EXTRI EXtracted Transcription Regulation Interactions

image1

Previously, extended Transcription Factor – Target Gene (TF-TG) resources have been generated by manual curation after mining the literature with PubMed queries (HTRIdb) or text mining (TRRUST). For each of these resources, the initial information extraction mainly served the purpose to generate sources for manual curation, during which relevant abstracts and information was selected. Here, we will present the results of a machine learning assisted text mining approach that allows to automatically extract information on TF-TG with high precision and recall and report on the more than 40.000 unique TF-TG interactions retrieved from abstracts in the entire Medline.
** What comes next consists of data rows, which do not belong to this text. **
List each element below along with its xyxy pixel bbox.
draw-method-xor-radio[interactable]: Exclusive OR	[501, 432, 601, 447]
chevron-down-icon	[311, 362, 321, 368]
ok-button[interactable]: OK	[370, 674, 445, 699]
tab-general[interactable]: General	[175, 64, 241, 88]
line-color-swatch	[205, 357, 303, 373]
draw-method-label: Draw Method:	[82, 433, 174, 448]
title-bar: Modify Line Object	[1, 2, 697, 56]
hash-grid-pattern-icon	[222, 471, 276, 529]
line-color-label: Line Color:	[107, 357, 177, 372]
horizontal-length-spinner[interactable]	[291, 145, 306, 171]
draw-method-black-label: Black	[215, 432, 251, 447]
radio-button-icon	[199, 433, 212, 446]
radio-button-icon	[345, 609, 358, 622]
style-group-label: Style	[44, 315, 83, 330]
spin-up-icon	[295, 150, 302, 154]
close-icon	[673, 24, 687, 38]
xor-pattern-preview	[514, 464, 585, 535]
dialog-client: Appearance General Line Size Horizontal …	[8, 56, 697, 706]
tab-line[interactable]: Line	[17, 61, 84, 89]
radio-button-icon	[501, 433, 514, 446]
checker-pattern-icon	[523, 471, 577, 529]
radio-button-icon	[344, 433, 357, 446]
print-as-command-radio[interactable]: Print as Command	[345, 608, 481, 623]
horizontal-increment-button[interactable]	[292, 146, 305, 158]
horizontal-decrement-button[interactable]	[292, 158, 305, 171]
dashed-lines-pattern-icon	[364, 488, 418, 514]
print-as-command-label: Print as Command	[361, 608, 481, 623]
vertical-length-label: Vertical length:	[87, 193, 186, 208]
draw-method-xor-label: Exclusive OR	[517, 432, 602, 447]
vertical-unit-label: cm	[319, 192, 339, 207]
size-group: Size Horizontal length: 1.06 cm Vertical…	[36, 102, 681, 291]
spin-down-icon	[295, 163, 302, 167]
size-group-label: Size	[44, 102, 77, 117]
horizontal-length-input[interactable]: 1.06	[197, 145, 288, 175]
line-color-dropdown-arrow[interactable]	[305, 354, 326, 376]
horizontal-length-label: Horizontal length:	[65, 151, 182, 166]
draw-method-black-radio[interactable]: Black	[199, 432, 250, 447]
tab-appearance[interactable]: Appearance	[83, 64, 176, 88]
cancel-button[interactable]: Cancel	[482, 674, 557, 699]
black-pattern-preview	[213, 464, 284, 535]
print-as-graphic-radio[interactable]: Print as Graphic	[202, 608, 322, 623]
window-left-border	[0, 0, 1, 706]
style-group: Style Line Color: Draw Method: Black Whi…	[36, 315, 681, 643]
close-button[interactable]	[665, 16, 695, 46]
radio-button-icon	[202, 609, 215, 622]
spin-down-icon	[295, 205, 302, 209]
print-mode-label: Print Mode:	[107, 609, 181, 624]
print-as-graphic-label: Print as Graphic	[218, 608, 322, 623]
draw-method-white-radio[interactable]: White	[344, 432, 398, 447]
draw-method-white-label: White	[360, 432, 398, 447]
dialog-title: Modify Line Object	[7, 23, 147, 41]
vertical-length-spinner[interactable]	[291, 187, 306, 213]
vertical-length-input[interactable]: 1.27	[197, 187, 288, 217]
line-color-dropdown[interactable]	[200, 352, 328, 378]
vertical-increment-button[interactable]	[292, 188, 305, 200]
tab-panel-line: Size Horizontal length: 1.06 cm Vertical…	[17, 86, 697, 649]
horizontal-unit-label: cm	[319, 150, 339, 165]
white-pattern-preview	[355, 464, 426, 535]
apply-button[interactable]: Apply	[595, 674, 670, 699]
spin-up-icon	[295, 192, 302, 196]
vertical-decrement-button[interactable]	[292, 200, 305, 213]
Transcription Factors (TFs) were strictly as evidenced by TFClass (Wingender et al. 2015). All interactions have been converted to RDF specifying Transcription Factor to Target Gene interactions, constituting the Prot2Gene graph of the BioGateway triple store, and are available for network building through the BioGateway Cytoscape App. Currently we are refining the text mining pipeline to increase the robustness of the results. We hope to update BioGateway with the improved results starting July 2019.

The combined Prot2Gene resource represents a valuable contribution to the systems oriented Gene Regulation Knowledge Commons, and serves as an important platform for generating and retrieving information and knowledge about parts of the Gene Regulation domain that still need to be characterized.